Erzgebirgische Gebräuche zur Jahreswende.

Erzgebirgisches Sonntagsblatt 121. Jahrgang Nr. 1 vom 1. Januar 1928. S. 1-2

Eine Heimatsplauderei.

Den Jahreswechsel feiert die Bevölkerung unseres Erzgebirges vielerorts heute noch so, wie in alten Zeiten.

Der Silvestertag und mit ihm der Silvesterabend tragen ihren Namen nach Silvester I., der von 314 bis 335 Papst gewesen ist. Er soll den oströmischen Kaiser Konstantin getauft haben und starb am 31. Dezember 335; diesen Tag hat die römisch-katholische Kirche seinem Andenken geweiht.
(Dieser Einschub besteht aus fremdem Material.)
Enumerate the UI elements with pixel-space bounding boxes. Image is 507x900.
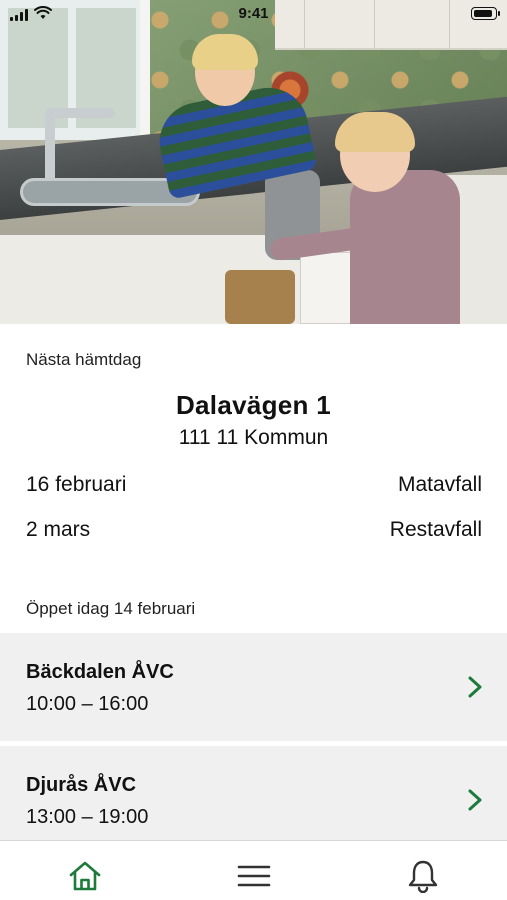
bell-icon[interactable] [405,859,441,893]
station-hours: 10:00 – 16:00 [26,693,149,715]
station-name: Bäckdalen ÅVC [26,661,174,683]
pickup-date: 16 februari [26,473,127,496]
paper-bag [225,270,295,324]
chevron-right-icon [468,676,482,698]
battery-icon [471,7,500,20]
pickup-row: 2 mars Restavfall [26,518,482,546]
pickup-date: 2 mars [26,518,91,541]
station-row-backdalen[interactable]: Bäckdalen ÅVC 10:00 – 16:00 [0,633,507,741]
address-title: Dalavägen 1 [175,390,332,420]
home-icon[interactable] [67,859,103,893]
pickup-row: 16 februari Matavfall [26,473,482,501]
open-today-label: Öppet idag 14 februari [26,599,196,618]
next-pickup-label: Nästa hämtdag [26,350,142,369]
station-row-djuras[interactable]: Djurås ÅVC 13:00 – 19:00 [0,746,507,854]
tab-bar [0,840,507,900]
pickup-waste-type: Restavfall [389,518,482,541]
station-hours: 13:00 – 19:00 [26,806,149,828]
battery-fill [473,9,492,17]
pickup-waste-type: Matavfall [397,473,482,496]
status-bar: 9:41 [0,0,507,28]
hero-image [0,0,507,324]
menu-icon[interactable] [236,859,272,893]
chevron-right-icon [468,789,482,811]
status-time: 9:41 [238,5,269,22]
faucet [45,112,55,182]
address-postal: 111 11 Kommun [178,426,329,449]
station-name: Djurås ÅVC [26,774,137,796]
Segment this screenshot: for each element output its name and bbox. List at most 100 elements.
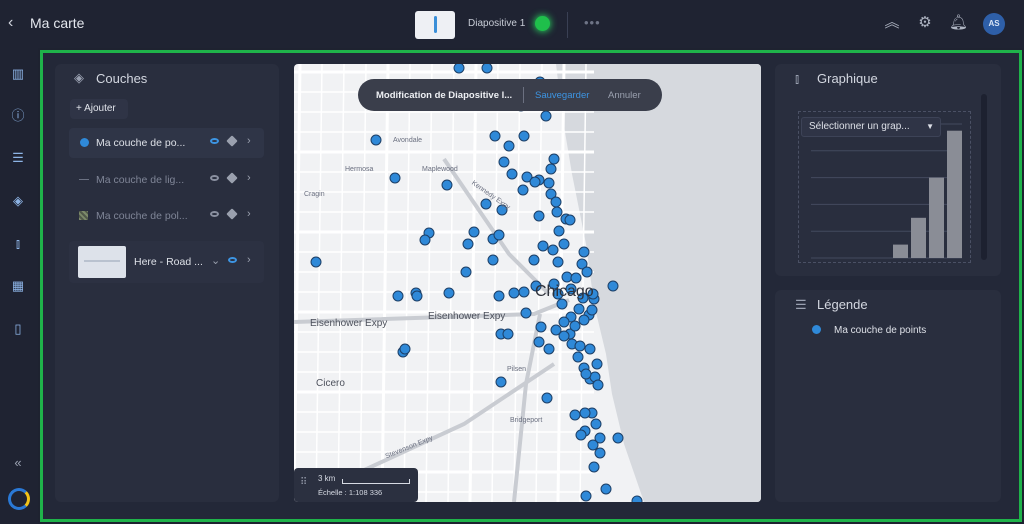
chevron-right-icon[interactable]: › xyxy=(247,208,251,220)
map-point-marker[interactable] xyxy=(419,234,431,246)
visibility-eye-icon[interactable] xyxy=(210,175,219,181)
map-point-marker[interactable] xyxy=(495,376,507,388)
map-point-marker[interactable] xyxy=(493,290,505,302)
map-point-marker[interactable] xyxy=(518,130,530,142)
layer-row-lines[interactable]: Ma couche de lig... › xyxy=(69,165,264,195)
map-point-marker[interactable] xyxy=(441,179,453,191)
map-point-marker[interactable] xyxy=(551,206,563,218)
map-point-marker[interactable] xyxy=(631,495,643,502)
visibility-eye-icon[interactable] xyxy=(228,257,237,263)
collapse-left-icon[interactable]: « xyxy=(10,455,26,471)
map-point-marker[interactable] xyxy=(573,303,585,315)
map-point-marker[interactable] xyxy=(541,392,553,404)
map-point-marker[interactable] xyxy=(498,156,510,168)
map-point-marker[interactable] xyxy=(552,256,564,268)
map-point-marker[interactable] xyxy=(535,321,547,333)
map-point-marker[interactable] xyxy=(578,246,590,258)
map-point-marker[interactable] xyxy=(569,409,581,421)
map-point-marker[interactable] xyxy=(586,304,598,316)
layers-icon[interactable]: ◈ xyxy=(10,193,26,209)
chart-scrollbar[interactable] xyxy=(981,94,987,260)
chart-type-select[interactable]: Sélectionner un grap... ▼ xyxy=(801,117,941,137)
map-point-marker[interactable] xyxy=(600,483,612,495)
map-point-marker[interactable] xyxy=(578,314,590,326)
layer-row-points[interactable]: Ma couche de po... › xyxy=(69,128,264,158)
chart-bar-1[interactable] xyxy=(893,244,908,258)
map-point-marker[interactable] xyxy=(591,358,603,370)
map-point-marker[interactable] xyxy=(548,153,560,165)
map-point-marker[interactable] xyxy=(411,290,423,302)
chart-bar-3[interactable] xyxy=(929,177,944,258)
map-point-marker[interactable] xyxy=(581,266,593,278)
map-point-marker[interactable] xyxy=(570,272,582,284)
save-button[interactable]: Sauvegarder xyxy=(535,90,589,101)
map-point-marker[interactable] xyxy=(543,343,555,355)
slide-name[interactable]: Diapositive 1 xyxy=(468,18,525,29)
map-point-marker[interactable] xyxy=(537,240,549,252)
more-options-button[interactable]: ••• xyxy=(584,15,601,30)
chart-icon[interactable]: ⫾ xyxy=(10,236,26,252)
map-point-marker[interactable] xyxy=(392,290,404,302)
map-point-marker[interactable] xyxy=(462,238,474,250)
chevron-down-icon[interactable]: ⌄ xyxy=(211,254,220,267)
tag-icon[interactable] xyxy=(226,208,238,220)
layer-row-polygons[interactable]: Ma couche de pol... › xyxy=(69,201,264,231)
map-point-marker[interactable] xyxy=(543,177,555,189)
map-point-marker[interactable] xyxy=(528,254,540,266)
map-point-marker[interactable] xyxy=(574,340,586,352)
map-point-marker[interactable] xyxy=(506,168,518,180)
avatar[interactable]: AS xyxy=(983,13,1005,35)
map-point-marker[interactable] xyxy=(575,429,587,441)
map-point-marker[interactable] xyxy=(558,238,570,250)
map-point-marker[interactable] xyxy=(590,418,602,430)
map-point-marker[interactable] xyxy=(468,226,480,238)
chevron-right-icon[interactable]: › xyxy=(247,172,251,184)
tag-icon[interactable] xyxy=(226,172,238,184)
map-point-marker[interactable] xyxy=(553,225,565,237)
drag-handle-icon[interactable]: ⠿ xyxy=(300,477,307,488)
map-point-marker[interactable] xyxy=(453,64,465,74)
visibility-eye-icon[interactable] xyxy=(210,138,219,144)
map-point-marker[interactable] xyxy=(493,229,505,241)
map-point-marker[interactable] xyxy=(588,461,600,473)
map-canvas[interactable] xyxy=(294,64,761,502)
map-point-marker[interactable] xyxy=(569,320,581,332)
map-point-marker[interactable] xyxy=(579,407,591,419)
chart-bar-4[interactable] xyxy=(947,130,962,258)
list-icon[interactable]: ☰ xyxy=(10,150,26,166)
map-point-marker[interactable] xyxy=(558,330,570,342)
map-point-marker[interactable] xyxy=(480,198,492,210)
map-point-marker[interactable] xyxy=(529,176,541,188)
map-point-marker[interactable] xyxy=(389,172,401,184)
map-point-marker[interactable] xyxy=(607,280,619,292)
book-icon[interactable]: ▯ xyxy=(10,321,26,337)
info-icon[interactable]: ⓘ xyxy=(10,108,26,124)
chevron-right-icon[interactable]: › xyxy=(247,254,251,266)
map-point-marker[interactable] xyxy=(443,287,455,299)
map-point-marker[interactable] xyxy=(487,254,499,266)
map-point-marker[interactable] xyxy=(399,343,411,355)
bell-icon[interactable]: 🔔︎ xyxy=(949,14,968,32)
cancel-button[interactable]: Annuler xyxy=(608,90,641,101)
table-icon[interactable]: ▦ xyxy=(10,278,26,294)
map-point-marker[interactable] xyxy=(502,328,514,340)
map-point-marker[interactable] xyxy=(592,379,604,391)
chart-bar-2[interactable] xyxy=(911,217,926,258)
map-point-marker[interactable] xyxy=(533,210,545,222)
chevron-right-icon[interactable]: › xyxy=(247,135,251,147)
map-point-marker[interactable] xyxy=(489,130,501,142)
basemap-row[interactable]: Here - Road ... ⌄ › xyxy=(69,241,264,283)
back-chevron-icon[interactable]: ‹ xyxy=(8,14,13,32)
map-point-marker[interactable] xyxy=(564,214,576,226)
map-point-marker[interactable] xyxy=(612,432,624,444)
map-point-marker[interactable] xyxy=(584,343,596,355)
map-layer[interactable] xyxy=(294,64,761,502)
collapse-up-icon[interactable]: ︽ xyxy=(883,14,901,32)
visibility-eye-icon[interactable] xyxy=(210,211,219,217)
map-point-marker[interactable] xyxy=(508,287,520,299)
map-point-marker[interactable] xyxy=(547,244,559,256)
map-point-marker[interactable] xyxy=(517,184,529,196)
tag-icon[interactable] xyxy=(226,135,238,147)
map-point-marker[interactable] xyxy=(580,490,592,502)
map-point-marker[interactable] xyxy=(580,368,592,380)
Von den erzgebirgischen Gebräuchen am Silvesterabend ist zunächst zu erwähnen das allbekannte Bleigießen, dann Salzhäufchensetzen und das Schuhwerfen; das letztere zeigt (die Schuhspitze nach außen) Wohnungswechsel oder umgekehrt den Tod des Werfenden an. Die Zahl der im Ofentopf oder in der Esse erblickten Särge zeigt die Todesfälle in der Familie an. Hört man an einem Kreuzwege Kanonenschüsse oder Donner, so kommt Krieg. Ein Erntewagen (als Phantasiebild) bedeutet reiche Ernte, dagegen ein Leichenzug auf dem Dache des eigenen Hauses den Tod des Betreffenden, der ihn sieht. Für die Witterung des kommenden Jahres spielt der „Zwiebelkalender” eine große Rolle. In 12 Schüsselchen legt man halbierte Zwiebeln, die mit Salz überschüttet werden; die nach einer Stunde am meisten zusammengeschmolzene Salzmenge zeigt den nassesten Monat an.

Keine Lieferarbeit darf bis ins neue Jahr im Hause bleiben.

Um einen Gänserich, dem die Augen verbunden sind, stellt sich ein Kreis junger Mädchen; auf welches der Vogel zugeht, das wird die Braut des ihr zuerst begegnenden jungen Mannes u. a. m.

Mit dem Jahresschluß, Schlag 12 Uhr, beginnen die Glocken zu läuten; jedes Haus ist erleuchtet. Mancherorts gibt es noch Turmlautbrüdergemeinschaften, die das Neujahrsläuten besorgen, Freudenschüsse veranschaulichen den Kampf zwischen dem alten und dem neuen Jahre, Gesangvereine begrüßen das letztere, auf den Straßen und Gassen ertönt „Prost Neujahr”-Geschrei; Feuerwerk wird losgelassen — es ist ja „freie Nacht!”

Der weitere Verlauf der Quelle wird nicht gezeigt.